Uitdagingen — maar nog steeds rijk
Net als met veel andere zendelingen het geval is, heb ik gemerkt dat de grootste uitdaging misschien niet gelegen is in de hitte of de insekten, de koude of de hoogte, of zelfs de ziekte en de armoede. Ze kan veeleer bestaan in persoonlijkheidsconflicten. ’Waarom ontstaan zulke moeilijkheden in Jehovah’s organisatie?’, vroeg ik mij af, en ik begon er zelfs aan te twijfelen of Jehovah mij rijk maakte met zegeningen. Toen herinnerde ik mij de schriftplaats over Jehovah’s zegen in Spreuken 10:22. Het tweede deel van het vers luidt: „En hij voegt er geen smart bij.” Wij moeten Jehovah dus niet de schuld geven voor deze moeilijkheden. Ik begon te beseffen dat ze deel uitmaken van wat Adam aan ons heeft doorgegeven en behoren bij wat Paulus in Romeinen 8:22 beschrijft, waar staat dat „de gehele schepping . . . voortdurend te zamen zucht en te zamen pijn lijdt”.
Ik correspondeerde al een tijdlang met Walter Meynberg van het Canadese Bethelhuis, en toen ik in 1966 met vakantie in Canada was, trouwden wij, waarna wij werden toegewezen aan La Paz, de hoofdstad van Bolivia. Wat is het een zegen geweest de gemeenten hier te zien groeien van slechts één toen ik in Bolivia kwam, tot 24, in alle delen van de stad. Hetzelfde kan gezegd worden van andere steden in het land. De groep van ongeveer 160 verkondigers die het goede nieuws in Bolivia predikte toen ik er in 1955 voor het eerst kwam, is tot ongeveer 7000 uitgegroeid!
Het vastberaden voorbeeld dat mijn moeder zo lang geleden heeft gegeven, heeft tot resultaat gehad dat meer dan tien van mijn naaste familieleden in de volle-tijddienst zijn gegaan.
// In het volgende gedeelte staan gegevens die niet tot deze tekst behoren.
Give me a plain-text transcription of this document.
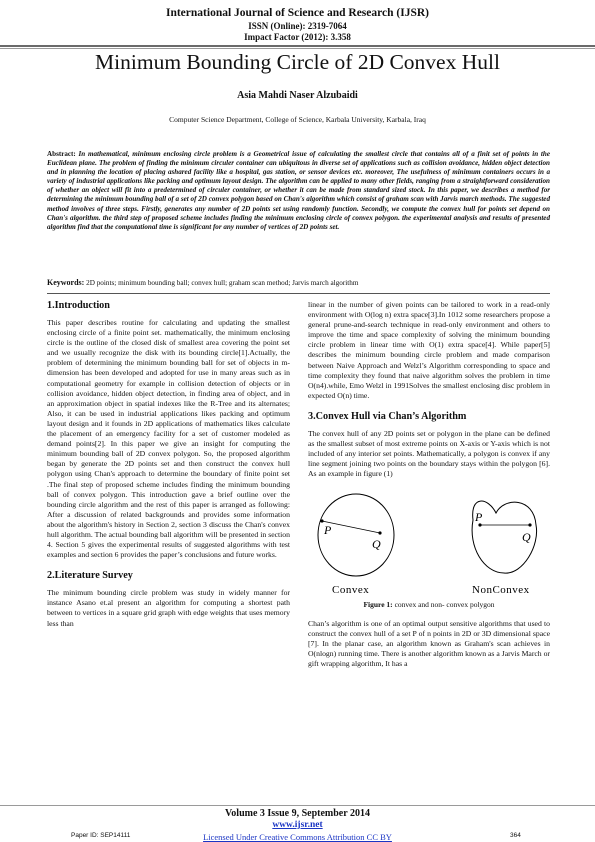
International Journal of Science and Research (IJSR)
ISSN (Online): 2319-7064
Impact Factor (2012): 3.358
Minimum Bounding Circle of 2D Convex Hull
Asia Mahdi Naser Alzubaidi
Computer Science Department, College of Science, Karbala University, Karbala, Iraq
Abstract: In mathematical, minimum enclosing circle problem is a Geometrical issue of calculating the smallest circle that contains all of a finit set of points in the Euclidean plane. The problem of finding the minimum circuler container can ubiquitous in diverse set of applications such as collision avoidance, hidden object detection and in planning the location of placing ashared facility like a hospital, gas station, or sensor devices etc. moreover, The usefulness of minimum containers occurs in a variety of industrial applications like packing and optimum layout design. The algorithm can be applied to many other fields, ranging from a straightforward consideration of whether an object will fit into a predetermined of circuler container, or whether it can be made from standard sized stock. In this paper, we describes a method for determining the minimum bounding ball of a set of 2D convex polygon based on Chan's algorithm which consist of graham scan with Jarvis march methods. The suggested method involves of three steps. Firstly, generates any number of 2D points set using randomly function. Secondly, we compute the convex hull for points set depend on Chan's algorithm. the third step of proposed scheme includes finding the minimum enclosing circle of convex polygon. the experimental analysis and results of presented algorithm find that the computational time is significant for any number of vertices of 2D points set.
Keywords: 2D points; minimum bounding ball; convex hull; graham scan method; Jarvis march algorithm
1.Introduction

This paper describes routine for calculating and updating the smallest enclosing circle of a finite point set. mathematically, the minimum enclosing circle is the outline of the closed disk of smallest area covering the point set and we usually recognize the disk with its bounding circle[1].Actually, the problem of determining the minimum bounding ball for set of objects in m-dimension has been developed and adopted for use in many areas such as in computational geometry for example in collision detection of objects or in collision avoidance, hidden object detection, in finding area of object, and in an approximation object in spatial indexes like the R-Tree and its alternates; Also, it can be used in industrial applications likes packing and optimum layout design and it founds in 2D applications of mathematics likes calculate the placement of an emergency facility for a set of customer modeled as demand points[2]. In this paper we give an insight for computing the minimum bounding ball of 2D convex polygon. So, the proposed algorithm began by generate the 2D points set and then construct the convex hull polygon using Chan's approach to determine the boundary of finite point set .The final step of proposed scheme includes finding the minimum bounding ball of convex polygon. This introduction gave a brief outline over the bounding circle algorithm and the rest of this paper is arranged as following: After a discussion of related backgrounds and provides some information about the algorithm's history in Section 2, section 3 discuss the Chan's convex hull algorithm. The actual bounding ball algorithm will be presented in section 4. Section 5 gives the experimental results of suggested algorithms with test examples and section 6 provides the paper’s conclusions and future works.

2.Literature Survey

The minimum bounding circle problem was study in widely manner for instance Asano et.al present an algorithm for computing a shortest path between to vertices in a square grid graph with edge weights that uses memory less than

linear in the number of given points can be tailored to work in a read-only environment with O(log n) extra space[3].In 1012 some researchers propose a general prune-and-search technique in read-only environment and others to improve the time and space complexity of solving the minimum bounding circle problem in linear time with O(1) extra space[4]. While paper[5] describes the minimum bounding circle problem and made comparison between Naive Approach and Welzl’s Algorithm corresponding to space and time complexity they found that naive algorithm solves the problem in time O(n4).while, Emo Welzl in 1991Solves the smallest enclosing disc problem in expected O(n) time.

3.Convex Hull via Chan’s Algorithm

The convex hull of any 2D points set or polygon in the plane can be defined as the smallest subset of most extreme points on X-axis or Y-axis which is not included of any interior set points. Mathematically, a polygon is convex if any line segment joining two points on the boundary stays within the polygon [6]. As an example in figure (1)

P
Q
P
Q
Convex	NonConvex
Figure 1: convex and non- convex polygon

Chan’s algorithm is one of an optimal output sensitive algorithms that used to construct the convex hull of a set P of n points in 2D or 3D dimensional space [7]. In the planar case, an algorithm known as Graham's scan achieves in O(nlogn) running time. There is another algorithm known as a Jarvis March or gift wrapping algorithm, It has a

Volume 3 Issue 9, September 2014
www.ijsr.net
Licensed Under Creative Commons Attribution CC BY
Paper ID: SEP14111	364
Het stemt mij heel gelukkig te kunnen zeggen dat mijn vader een opgedragen Getuige is geworden en dat meer dan dertig personen met wie ik de bijbel heb mogen bestuderen, zijn gedoopt. Zijn dat geen rijkdommen? Ik kan inderdaad zeggen dat ’de zegen van Jehovah mij rijk gemaakt heeft’.